When Boeing launched the B787, it called it the Dreamliner. While this was partly marketing, it was also a reflection of what it hoped the aircraft would represent for flyers based on the research it had conducted over many years.

As was explained to me at the manufacturer’s factory in Seattle in 2009, Boeing knew that regular flyers preferred some aircraft to others for lots of reasons – namely comfort, on-board technology and perceived safety. So the trick was to find out the sort of things that flyers valued, and then design an aircraft that could supply them.

Kent Craver, regional director of passenger satisfaction and revenue marketing at Boeing at the time, told me: “The irony was that when we held focus groups of passengers, we found out that most people did not look forward to the flying experience.
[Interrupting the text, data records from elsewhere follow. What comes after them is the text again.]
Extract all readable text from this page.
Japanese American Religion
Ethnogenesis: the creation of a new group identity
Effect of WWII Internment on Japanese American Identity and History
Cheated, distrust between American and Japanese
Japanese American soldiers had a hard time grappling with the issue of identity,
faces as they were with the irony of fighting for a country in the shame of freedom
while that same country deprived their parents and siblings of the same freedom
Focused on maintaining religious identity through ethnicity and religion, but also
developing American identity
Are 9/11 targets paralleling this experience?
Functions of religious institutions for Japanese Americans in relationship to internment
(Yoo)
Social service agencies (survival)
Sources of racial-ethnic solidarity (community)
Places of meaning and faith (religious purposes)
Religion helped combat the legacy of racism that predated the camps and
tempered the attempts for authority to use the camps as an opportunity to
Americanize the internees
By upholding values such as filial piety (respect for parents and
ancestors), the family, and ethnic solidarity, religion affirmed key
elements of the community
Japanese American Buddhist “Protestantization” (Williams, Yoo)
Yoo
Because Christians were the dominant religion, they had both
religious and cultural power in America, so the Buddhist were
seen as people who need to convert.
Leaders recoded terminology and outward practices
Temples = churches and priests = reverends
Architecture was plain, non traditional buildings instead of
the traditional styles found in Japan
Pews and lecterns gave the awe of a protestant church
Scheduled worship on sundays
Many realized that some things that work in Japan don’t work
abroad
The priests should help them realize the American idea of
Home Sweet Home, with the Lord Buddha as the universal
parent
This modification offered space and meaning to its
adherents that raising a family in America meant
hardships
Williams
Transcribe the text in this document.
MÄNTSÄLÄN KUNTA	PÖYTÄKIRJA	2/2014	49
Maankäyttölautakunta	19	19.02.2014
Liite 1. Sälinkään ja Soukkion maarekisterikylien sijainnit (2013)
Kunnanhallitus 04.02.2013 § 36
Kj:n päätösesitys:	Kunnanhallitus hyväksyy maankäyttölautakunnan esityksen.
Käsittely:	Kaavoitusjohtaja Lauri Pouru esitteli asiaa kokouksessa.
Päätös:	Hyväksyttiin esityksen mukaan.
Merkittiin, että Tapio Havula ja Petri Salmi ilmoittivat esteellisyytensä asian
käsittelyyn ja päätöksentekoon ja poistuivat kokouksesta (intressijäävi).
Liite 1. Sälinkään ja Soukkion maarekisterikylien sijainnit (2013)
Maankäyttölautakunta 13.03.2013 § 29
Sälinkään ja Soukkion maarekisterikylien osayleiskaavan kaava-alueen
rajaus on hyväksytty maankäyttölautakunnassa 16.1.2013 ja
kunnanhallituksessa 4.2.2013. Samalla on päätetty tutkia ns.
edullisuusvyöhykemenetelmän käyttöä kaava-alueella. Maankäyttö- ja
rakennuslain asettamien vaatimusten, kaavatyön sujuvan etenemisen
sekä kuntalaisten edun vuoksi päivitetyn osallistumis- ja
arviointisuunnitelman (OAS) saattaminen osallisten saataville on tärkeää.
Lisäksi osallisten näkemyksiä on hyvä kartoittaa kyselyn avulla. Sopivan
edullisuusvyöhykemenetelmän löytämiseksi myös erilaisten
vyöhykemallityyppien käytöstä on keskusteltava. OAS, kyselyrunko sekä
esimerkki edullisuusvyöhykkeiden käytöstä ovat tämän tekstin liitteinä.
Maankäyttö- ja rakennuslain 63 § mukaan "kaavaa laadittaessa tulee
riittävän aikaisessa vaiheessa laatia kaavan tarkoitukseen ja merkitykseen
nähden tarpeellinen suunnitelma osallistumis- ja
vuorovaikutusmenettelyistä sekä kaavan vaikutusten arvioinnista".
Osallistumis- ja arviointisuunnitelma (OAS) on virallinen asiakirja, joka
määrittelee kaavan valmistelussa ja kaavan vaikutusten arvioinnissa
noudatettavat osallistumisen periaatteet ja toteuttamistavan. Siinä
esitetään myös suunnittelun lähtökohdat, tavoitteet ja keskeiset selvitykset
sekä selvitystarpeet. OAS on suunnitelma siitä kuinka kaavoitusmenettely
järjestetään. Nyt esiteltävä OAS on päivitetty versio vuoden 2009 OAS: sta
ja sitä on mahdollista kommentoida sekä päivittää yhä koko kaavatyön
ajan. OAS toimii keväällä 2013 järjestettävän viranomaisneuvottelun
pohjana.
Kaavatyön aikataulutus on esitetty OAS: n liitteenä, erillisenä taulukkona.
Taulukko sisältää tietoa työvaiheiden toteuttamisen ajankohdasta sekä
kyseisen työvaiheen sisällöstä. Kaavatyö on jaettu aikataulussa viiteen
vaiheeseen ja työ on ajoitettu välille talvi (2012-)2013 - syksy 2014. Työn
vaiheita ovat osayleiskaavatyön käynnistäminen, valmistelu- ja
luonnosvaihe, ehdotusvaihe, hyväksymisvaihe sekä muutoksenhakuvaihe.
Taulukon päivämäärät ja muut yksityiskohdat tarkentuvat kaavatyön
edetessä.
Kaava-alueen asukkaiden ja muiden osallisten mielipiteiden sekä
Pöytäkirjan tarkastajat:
As a company, that was an acute challenge – imagine making something that your customers did not enjoy using.”

From that came a desire to help passengers rediscover their love of flying, so windows were made
30 per cent bigger than those on the B777 – allowing people to see much more, which begins the process of reconnecting them to the physical act of flying, as well as enabling those in the centre of the aircraft to see the horizon.

There was also a reduction in cabin altitude. On all commercial aircraft, a balance is struck between offering a breathable atmosphere (something that most travellers would say is quite important), and not over-pressurising the plane (lowering altitude), which is expensive and stresses the fuselage.

For decades, the average altitude on board has been kept at 8,000 feet. After research at Oklahoma State University, Boeing found that most of the low-level effects of altitude sickness, such as headaches, nausea and fatigue, dissipated below 6,000 feet. Hence, the aircraft is now pressured to 6,000 feet, something that the composite structure allows. When combined with the slightly higher humidity it also allows for, Boeing thinks travellers will see the benefits.

The first customer for the B787 was ANA in 2011. Since then, the aircraft has been commercially flown in two models, the B787-8 and -9. It was joined in 2013 by the A350 XWB, Airbus’ answer to the Dreamliner, which employs a new air-conditioning system that splits the cabin into multiple zones, providing fresher air and better temperature control.